Não havia documentação legal que permitisse a permanência dos alunos na instituição, e eles estavam consumindo carne vencida. Tokdemir diz que vai providenciar a documentação e alega que a carne era doação, que ainda não havia sido consumida, embora os adolescentes tenham falado para a reportagem que comeram.

Turcos assustados

Quando a operação de retirada das crianças aconteceu, Abdulhakim Tokdemir estava há cerca de seis meses em sua terra natal, a cidade turca de Malatya, onde chegou a presenciar o terremoto na madrugada de 6 de fevereiro, que destruiu a casa de seus familiares.

Ele veio às pressas para o Brasil quando ficou sabendo que os alunos foram retirados do seu projeto de internato.

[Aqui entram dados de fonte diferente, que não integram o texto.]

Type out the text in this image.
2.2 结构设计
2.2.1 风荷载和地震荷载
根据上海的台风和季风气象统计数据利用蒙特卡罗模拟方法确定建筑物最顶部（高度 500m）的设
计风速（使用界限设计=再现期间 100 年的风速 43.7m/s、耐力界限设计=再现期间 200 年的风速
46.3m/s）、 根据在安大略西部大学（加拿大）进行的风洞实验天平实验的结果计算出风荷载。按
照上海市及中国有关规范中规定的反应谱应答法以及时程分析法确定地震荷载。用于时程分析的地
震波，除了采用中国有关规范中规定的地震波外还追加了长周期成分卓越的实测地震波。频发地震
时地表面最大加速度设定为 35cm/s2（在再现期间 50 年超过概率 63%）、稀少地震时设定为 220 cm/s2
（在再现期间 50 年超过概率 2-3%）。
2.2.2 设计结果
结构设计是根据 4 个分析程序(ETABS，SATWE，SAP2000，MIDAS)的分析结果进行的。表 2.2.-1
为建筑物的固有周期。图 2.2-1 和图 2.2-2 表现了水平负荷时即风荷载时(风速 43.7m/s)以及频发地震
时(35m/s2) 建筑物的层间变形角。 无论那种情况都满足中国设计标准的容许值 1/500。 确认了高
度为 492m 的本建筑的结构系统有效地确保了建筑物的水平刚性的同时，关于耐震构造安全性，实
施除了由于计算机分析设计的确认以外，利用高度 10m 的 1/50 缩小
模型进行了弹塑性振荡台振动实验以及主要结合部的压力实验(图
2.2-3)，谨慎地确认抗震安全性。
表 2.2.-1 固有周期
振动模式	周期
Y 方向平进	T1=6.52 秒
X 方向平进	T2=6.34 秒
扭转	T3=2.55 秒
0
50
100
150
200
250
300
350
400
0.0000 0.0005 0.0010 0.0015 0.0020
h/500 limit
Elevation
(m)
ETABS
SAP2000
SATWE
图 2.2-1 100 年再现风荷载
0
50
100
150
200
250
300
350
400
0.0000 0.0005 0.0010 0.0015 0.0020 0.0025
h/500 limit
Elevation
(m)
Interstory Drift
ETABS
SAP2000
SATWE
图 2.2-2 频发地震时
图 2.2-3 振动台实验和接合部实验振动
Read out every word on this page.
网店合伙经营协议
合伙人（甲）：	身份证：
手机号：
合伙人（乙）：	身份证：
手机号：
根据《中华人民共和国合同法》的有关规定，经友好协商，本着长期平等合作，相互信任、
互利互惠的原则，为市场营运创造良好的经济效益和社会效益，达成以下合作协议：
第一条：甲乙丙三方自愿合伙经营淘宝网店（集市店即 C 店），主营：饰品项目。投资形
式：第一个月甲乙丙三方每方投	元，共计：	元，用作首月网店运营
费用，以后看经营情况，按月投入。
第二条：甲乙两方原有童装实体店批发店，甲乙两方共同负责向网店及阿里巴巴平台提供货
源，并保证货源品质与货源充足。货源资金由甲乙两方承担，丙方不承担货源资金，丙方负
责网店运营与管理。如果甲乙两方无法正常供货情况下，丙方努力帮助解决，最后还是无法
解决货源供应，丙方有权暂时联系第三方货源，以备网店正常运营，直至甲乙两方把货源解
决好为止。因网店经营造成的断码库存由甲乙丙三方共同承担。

Para o líder da associação, tudo não passou de uma grande confusão, porque os três assistentes que cuidavam da Asham em sua ausência não sabem falar bem português.

“Eles ficaram assustados. Quando os policiais perguntaram, eles (turcos) não conseguiram responder. Aí já cria dúvida”, defende Tokdemir, com um forte sotaque turco. Ele tem um pequeno bigode que cobre apenas o espaço sobre a boca e um jeito muito manso e educado de conversar, sempre chamando o interlocutor de “senhor”.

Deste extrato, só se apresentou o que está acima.